Wer kennt es nicht? Der Gang zum Amt ist lästig und man ist froh, wenn es schnell wieder vorbei ist. Für Youssef Khodr ist es jedoch eine echte Belastungsprobe. „Wenn der Termin wieder ansteht, bin ich sehr deprimiert“, erklärt der 35-Jährige Essener mit libanesischen Wurzeln. Seit drei Jahren wartet er schon darauf, dass sein Antrag auf Aufenthaltserlaubnis bearbeitet wird. Aktuell ist er lediglich ein „Geduldeter“. Alle drei Monate muss er erneut zur Ausländerbehörde, um diesen Status zu verlängern.
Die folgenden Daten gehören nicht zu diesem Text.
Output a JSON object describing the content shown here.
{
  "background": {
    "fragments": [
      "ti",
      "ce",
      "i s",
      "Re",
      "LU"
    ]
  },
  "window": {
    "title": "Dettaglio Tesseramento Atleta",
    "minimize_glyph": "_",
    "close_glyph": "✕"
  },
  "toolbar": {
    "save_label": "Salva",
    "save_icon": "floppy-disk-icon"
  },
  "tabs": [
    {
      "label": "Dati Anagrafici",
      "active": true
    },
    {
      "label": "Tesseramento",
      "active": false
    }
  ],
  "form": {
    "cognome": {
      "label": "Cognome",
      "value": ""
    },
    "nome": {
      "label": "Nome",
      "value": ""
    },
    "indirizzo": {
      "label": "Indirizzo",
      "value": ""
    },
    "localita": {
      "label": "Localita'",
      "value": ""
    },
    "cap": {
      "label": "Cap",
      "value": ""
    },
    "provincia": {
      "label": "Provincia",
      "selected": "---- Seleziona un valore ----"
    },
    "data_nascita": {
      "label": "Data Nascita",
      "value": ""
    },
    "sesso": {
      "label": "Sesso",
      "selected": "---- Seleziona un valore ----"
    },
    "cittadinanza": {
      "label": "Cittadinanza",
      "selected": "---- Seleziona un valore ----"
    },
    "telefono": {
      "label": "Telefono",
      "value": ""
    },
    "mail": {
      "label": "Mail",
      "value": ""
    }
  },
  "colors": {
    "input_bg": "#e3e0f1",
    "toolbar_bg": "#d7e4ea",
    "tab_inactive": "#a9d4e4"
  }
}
In Deutschland lebt Khodr seit 34 Jahren, ist hier zur Schule gegangen und wollte anschließend eine Ausbildung zum Tischler machen. Davon berichtet er der Redaktion am Telefon – im perfekten Deutsch. Doch die Ausbildungsstelle habe seine Fiktionsbescheinigung, die ihm sein vorläufiges Aufenthaltsrecht bestätigte, nicht anerkannt. Auch mit anderen Unternehmen hatte er das Problem und fand eine Zeit lang keinen Job. Vor sechs Jahren hatte er dann das Glück, Arbeit in einem Callcenter zu finden.
Dennoch wäre das Leben für ihn einfacher, wenn er die Aufenthaltserlaubnis hätte. Ohne die darf Khodr weder das Land verlassen noch einen Führerschein machen oder standesamtlich Heiraten. Eine Erklärung, warum sein Antrag zur Aufenthaltsgenehmigung im Bearbeitungsstau steckt, bekommt er nicht. „Die Sachbearbeiter sind sehr nette Leute, die auch nur ihren Job machen. Allerdings stimmt etwas mit dem System nicht“, meint er.
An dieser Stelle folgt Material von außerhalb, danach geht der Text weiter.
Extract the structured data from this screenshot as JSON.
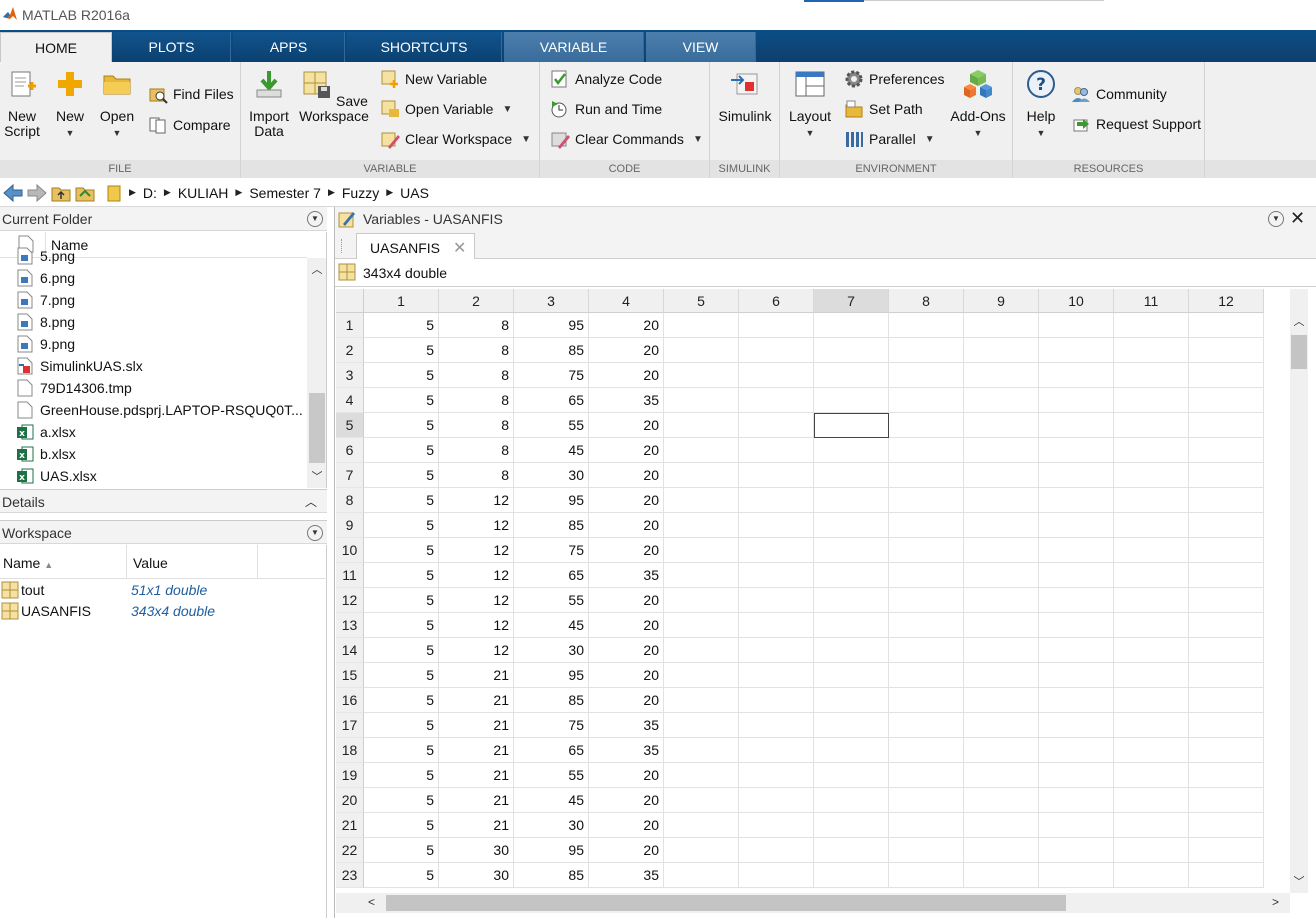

Überlastete Ausländerbehörden: Betroffene bekommen Probleme auf Arbeitsmarkt
Diesen Eindruck bestätigt Birgit Naujoks, Geschäftsführerin des Flüchtlingsrates NRW, auf Nachfrage der Redaktion. Ähnlich wie Youssef Khodr geht es derzeit vielen Geflüchteten in NRW. Die Situation in den Ausländerbehörden und Ämtern für Einbürgerung sei angespannt, berichtet sie. „Die Wartezeiten sind nach wie vor lang. Das liegt vor allem an strukturellen Problemen.“
Denn die Ämter seien überlastet. Das hat unter anderem zur Folge, dass Betroffene keine Beschäftigungserlaubnis bekommen. Arbeitgeber seien bei Geflüchteten, deren Aufenthaltsgenehmigung bald ausläuft, häufig zögerlich, erklärt Naujoks. Aus ihrer Sicht hakt es in den Ausländerbehörden des Landes an mehreren Stellen. „Wir sehen die Schwierigkeiten, mit denen die Behörden zu kämpfen haben.“ Personalmangel und eine hohe Fluktuationsrate stellen sie vor Probleme. Und die Arbeit wird zunehmend komplexer.
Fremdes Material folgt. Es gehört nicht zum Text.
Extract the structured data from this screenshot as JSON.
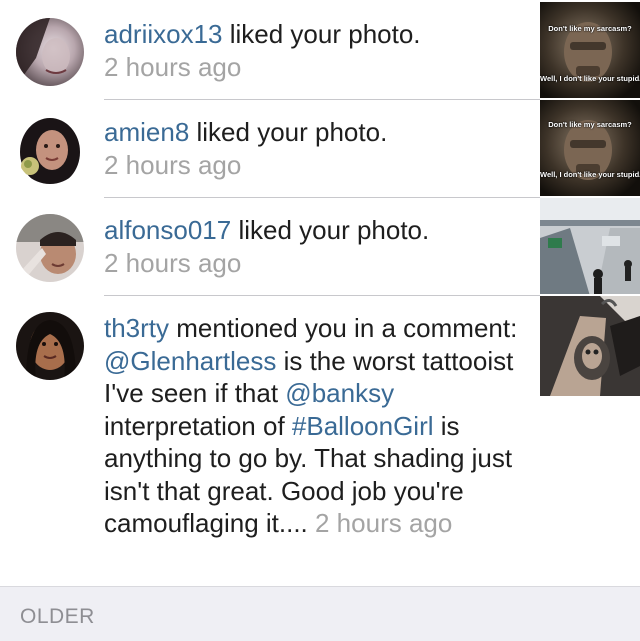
{
  "notifications": [
    {
      "username": "adriixox13",
      "action": " liked your photo.",
      "time": "2 hours ago",
      "thumb": {
        "top_caption": "Don't like my sarcasm?",
        "bottom_caption": "Well, I don't like your stupid."
      }
    },
    {
      "username": "amien8",
      "action": " liked your photo.",
      "time": "2 hours ago",
      "thumb": {
        "top_caption": "Don't like my sarcasm?",
        "bottom_caption": "Well, I don't like your stupid."
      }
    },
    {
      "username": "alfonso017",
      "action": " liked your photo.",
      "time": "2 hours ago"
    },
    {
      "username": "th3rty",
      "action": " mentioned you in a comment: ",
      "mention1": "@Glenhartless",
      "text2": " is the worst tattooist I've seen if that ",
      "mention2": "@banksy",
      "text3": " interpretation of ",
      "hashtag": "#BalloonGirl",
      "text4": " is anything to go by. That shading just isn't that great. Good job you're camouflaging it.... ",
      "time": "2 hours ago"
    }
  ],
  "footer": {
    "older_label": "OLDER"
  }
}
Ausländerbehörden: Warum der Job belastend ist
Auch Serdar Yüksel (SPD), Vorsitzender des Landtags-Petitionsausschusses, kritisiert die Zustände in den Ausländerämtern. „Außerdem ist der Job belastend“, sagt er. Es geht um Schicksale, Abschiebungen und Ablehnung von Aufenthalten. Unter diesen Umständen müssten Mitarbeitende in den Ämtern deutlich besser bezahlt werden, fordert der SPD-Politiker.
Laut Yüksel geht die Stadt Bochum mit positivem Beispiel in der angespannten Situation voran. Dies bestätigt auch ein Stadtsprecher: Bochum besetze sowohl in der Ausländerbehörde als auch in der Einbürgerungsstelle zügig freie Stellen nach und habe Personal aufgestockt.
Andere nordrhein-westfälische Großstädte wie etwa Duisburg und Essen berichten auf Anfrage ebenfalls, zusätzliche Stellen geschaffen zu haben und dies auch weiterhin tun zu wollen. Doch damit ist das Problem nicht behoben. „Da die personelle Situation in der Ausländerbehörde über Jahre sehr angespannt war, hat sich ein hoher Bearbeitungsrückstand aufgebaut“, heißt es aus Duisburg.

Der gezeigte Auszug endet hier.